InternLM-XComposer-2.5: A Versatile Large Vision Language Model Supporting Long-Contextual Input and Output

InternLM-XComposer-2.5 (IXC-2.5) is a versatile Large Vision Language Model (LVLM) designed to handle long-contextual input and output, excelling in various text-image comprehension and composition tasks. It achieves performance comparable to GPT-4V with a significantly smaller 7B LLM backend, demonstrating its efficiency and scalability.

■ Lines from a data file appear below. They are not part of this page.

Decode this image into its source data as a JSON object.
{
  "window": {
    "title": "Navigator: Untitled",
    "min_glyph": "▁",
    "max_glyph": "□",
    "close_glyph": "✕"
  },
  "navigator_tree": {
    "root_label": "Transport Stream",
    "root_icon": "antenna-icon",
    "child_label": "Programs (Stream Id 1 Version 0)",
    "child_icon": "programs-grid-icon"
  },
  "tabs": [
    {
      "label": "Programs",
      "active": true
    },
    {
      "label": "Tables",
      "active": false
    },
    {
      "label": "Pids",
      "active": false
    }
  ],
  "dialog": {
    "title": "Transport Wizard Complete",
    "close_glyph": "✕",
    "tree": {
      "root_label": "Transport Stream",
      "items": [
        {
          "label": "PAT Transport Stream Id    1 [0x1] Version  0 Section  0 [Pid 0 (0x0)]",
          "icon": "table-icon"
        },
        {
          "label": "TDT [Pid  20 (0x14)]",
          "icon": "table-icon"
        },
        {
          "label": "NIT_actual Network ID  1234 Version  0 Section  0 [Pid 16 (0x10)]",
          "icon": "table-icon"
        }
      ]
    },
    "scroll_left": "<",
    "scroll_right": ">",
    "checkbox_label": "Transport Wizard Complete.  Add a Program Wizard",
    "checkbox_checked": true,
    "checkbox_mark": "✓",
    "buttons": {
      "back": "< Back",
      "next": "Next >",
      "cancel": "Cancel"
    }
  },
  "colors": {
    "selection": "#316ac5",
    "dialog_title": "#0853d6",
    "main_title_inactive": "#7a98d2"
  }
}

Pan Zhang, Xiaoyi Dong, Yuhang Zang, Yuhang Cao, Rui Qian, Lin Chen, Qipeng Guo, Haodong Duan, Bin Wang, Linke Ouyang, Songyang Zhang, Wenwei Zhang, Yining Li, Yang Gao, Peng Sun, Xinyue Zhang, Wei Li, Jingwen Li, Wenhai Wang, Hang Yan, Conghui He, Xingcheng Zhang, Kai Chen, Jifeng Dai, Yu Qiao, Dahua Lin, Jiaqi Wang

ℹ️ More Information

InternLM-XComposer-2.5 builds upon its previous iterations (IXC-2 and IXC-2-4KHD) and features a three-component architecture: a lightweight OpenAI ViT-L/14 vision encoder, a powerful InternLM2-7B LLM, and Partial LoRA for efficient alignment between the visual and language modalities. IXC-2.5 supports diverse input modalities, including text, single/multiple images, and videos. It utilizes a Unified Dynamic Image Partition strategy to handle high-resolution images and videos, resizing and padding them into smaller patches while preserving aspect ratios. For videos, frames are sampled and concatenated along the short side, creating a high-resolution composite image. The model is pre-trained in three stages: general semantic alignment, world knowledge alignment, and vision capability enhancement, using a diverse range of datasets. During pre-training, the LLM is frozen, and the vision encoder and Partial LoRA are fine-tuned to align visual tokens with the LLM. Supervised fine-tuning is then performed on a collection of datasets covering various tasks, including captioning, visual question answering, multi-turn QA, science QA, chart QA, math QA, OCR QA, video understanding, and conversation. This fine-tuning process involves jointly training all components with a weighted data sampling strategy and specific learning rate schedules for each component. IXC-2.5 also introduces two novel applications: crafting webpages and composing high-quality text-image articles. For webpage generation, the model is trained on a combination of synthetic and real-world web data, enabling it to generate HTML, CSS, and JavaScript code based on screenshots, instructions, or resume documents. For article composing, IXC-2.5 leverages Chain-of-Thought (CoT) and Direct Preference Optimization (DPO) techniques to enhance the quality of written content. This involves rewriting original prompts using CoT, generating diverse responses using different random seeds, and training a reward model to select preferred responses, ultimately leading to more creative and high-quality article generation.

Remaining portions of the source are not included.